Simple sliders complement the whole with (interestingly) rounded edges and a gap for a USB receiver. However, do not try to pull it out with your fingers; there is no need – just hit the mouse lightly on your hand in the air, and the receiver will “fly-out” by itself.
While unusual, the Trust Bayo features a traditional set of buttons (two main, two sides, roller), completed by around a simple button on the spine to change the sensitivity. These buttons work. on average, but there is nothing to be bothered about because they will be perfect for office use. Especially since their arrangement for smaller hands will not be any problem during work.
The manufacturer does not mention something officially and broadly in the presentation of the product, it is a disadvantage. In Trust Bayo, this something is an unknown optical sensor, which due to the lack of software, is doomed to operate at the levels of 800, 1200, 1600, 2000, and 2400 DPI. We change these levels using a dedicated button on the back, and as far as precision is concerned, it’s wrong.
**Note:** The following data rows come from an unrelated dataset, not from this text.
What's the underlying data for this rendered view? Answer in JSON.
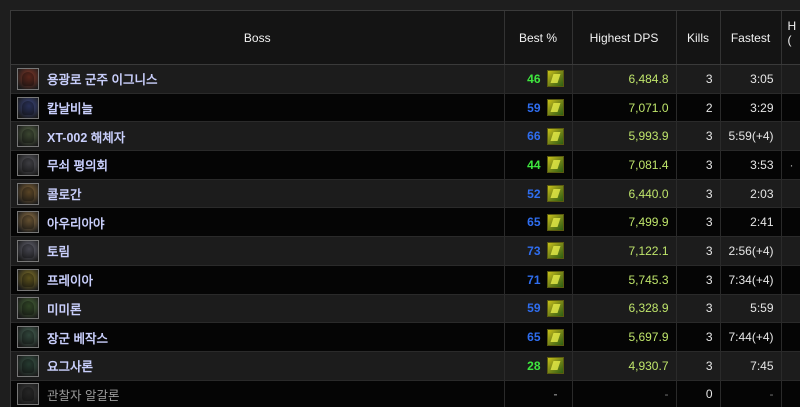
{
  "headers": {
    "boss": "Boss",
    "best_pct": "Best %",
    "highest_dps": "Highest DPS",
    "kills": "Kills",
    "fastest": "Fastest",
    "extra_line1": "H",
    "extra_line2": "("
  },
  "rows": [
    {
      "boss": "용광로 군주 이그니스",
      "best": "46",
      "best_color": "#3ee63e",
      "dps": "6,484.8",
      "kills": "3",
      "fastest": "3:05",
      "extra": "",
      "icon_color": "#8a3b2a",
      "dim": false
    },
    {
      "boss": "칼날비늘",
      "best": "59",
      "best_color": "#2f6ef0",
      "dps": "7,071.0",
      "kills": "2",
      "fastest": "3:29",
      "extra": "",
      "icon_color": "#3e4a86",
      "dim": false
    },
    {
      "boss": "XT-002 해체자",
      "best": "66",
      "best_color": "#2f6ef0",
      "dps": "5,993.9",
      "kills": "3",
      "fastest": "5:59(+4)",
      "extra": "",
      "icon_color": "#5a6b4a",
      "dim": false
    },
    {
      "boss": "무쇠 평의회",
      "best": "44",
      "best_color": "#3ee63e",
      "dps": "7,081.4",
      "kills": "3",
      "fastest": "3:53",
      "extra": "·",
      "icon_color": "#5e5e66",
      "dim": false
    },
    {
      "boss": "콜로간",
      "best": "52",
      "best_color": "#2f6ef0",
      "dps": "6,440.0",
      "kills": "3",
      "fastest": "2:03",
      "extra": "",
      "icon_color": "#8a6a3a",
      "dim": false
    },
    {
      "boss": "아우리아야",
      "best": "65",
      "best_color": "#2f6ef0",
      "dps": "7,499.9",
      "kills": "3",
      "fastest": "2:41",
      "extra": "",
      "icon_color": "#9a7a4a",
      "dim": false
    },
    {
      "boss": "토림",
      "best": "73",
      "best_color": "#2f6ef0",
      "dps": "7,122.1",
      "kills": "3",
      "fastest": "2:56(+4)",
      "extra": "",
      "icon_color": "#6a6a78",
      "dim": false
    },
    {
      "boss": "프레이아",
      "best": "71",
      "best_color": "#2f6ef0",
      "dps": "5,745.3",
      "kills": "3",
      "fastest": "7:34(+4)",
      "extra": "",
      "icon_color": "#8a7a2a",
      "dim": false
    },
    {
      "boss": "미미론",
      "best": "59",
      "best_color": "#2f6ef0",
      "dps": "6,328.9",
      "kills": "3",
      "fastest": "5:59",
      "extra": "",
      "icon_color": "#4a6a3a",
      "dim": false
    },
    {
      "boss": "장군 베작스",
      "best": "65",
      "best_color": "#2f6ef0",
      "dps": "5,697.9",
      "kills": "3",
      "fastest": "7:44(+4)",
      "extra": "",
      "icon_color": "#4a6a5a",
      "dim": false
    },
    {
      "boss": "요그사론",
      "best": "28",
      "best_color": "#3ee63e",
      "dps": "4,930.7",
      "kills": "3",
      "fastest": "7:45",
      "extra": "",
      "icon_color": "#3a5a4a",
      "dim": false
    },
    {
      "boss": "관찰자 알갈론",
      "best": "-",
      "best_color": "#777777",
      "dps": "-",
      "kills": "0",
      "fastest": "-",
      "extra": "",
      "icon_color": "#3a3a3a",
      "dim": true
    }
  ]
}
So bad that even the software was unable to make the appropriate measurements because of the signal inconsistency.
Trust Bayo is tormented by a whole inventory of known errors in the operation of sensors in mice, ranging from increased prediction, interpolation, and high-frequency jittering at the level of 800 DPI, as well as negative and positive acceleration. In general, therefore, playing games with Bayo that require precision is a chore, and working on tasks requiring precision should not be a special problem in office applications.
A wireless vertical mouse for under $40 should immediately light a red lamp in our heads. However, this does not mean that Trust Bayo is a completely useless model that will not find a niche for itself. This mouse is designed to work for those who suffer from wrist pains when using standard “flat” models. It may not be the best made, its materials could have been better, and the sensor could be more precise, but by choosing this model, you get wireless equipment with a built-in battery, and if you are looking for these two features at this price, Bayo will be a good choice.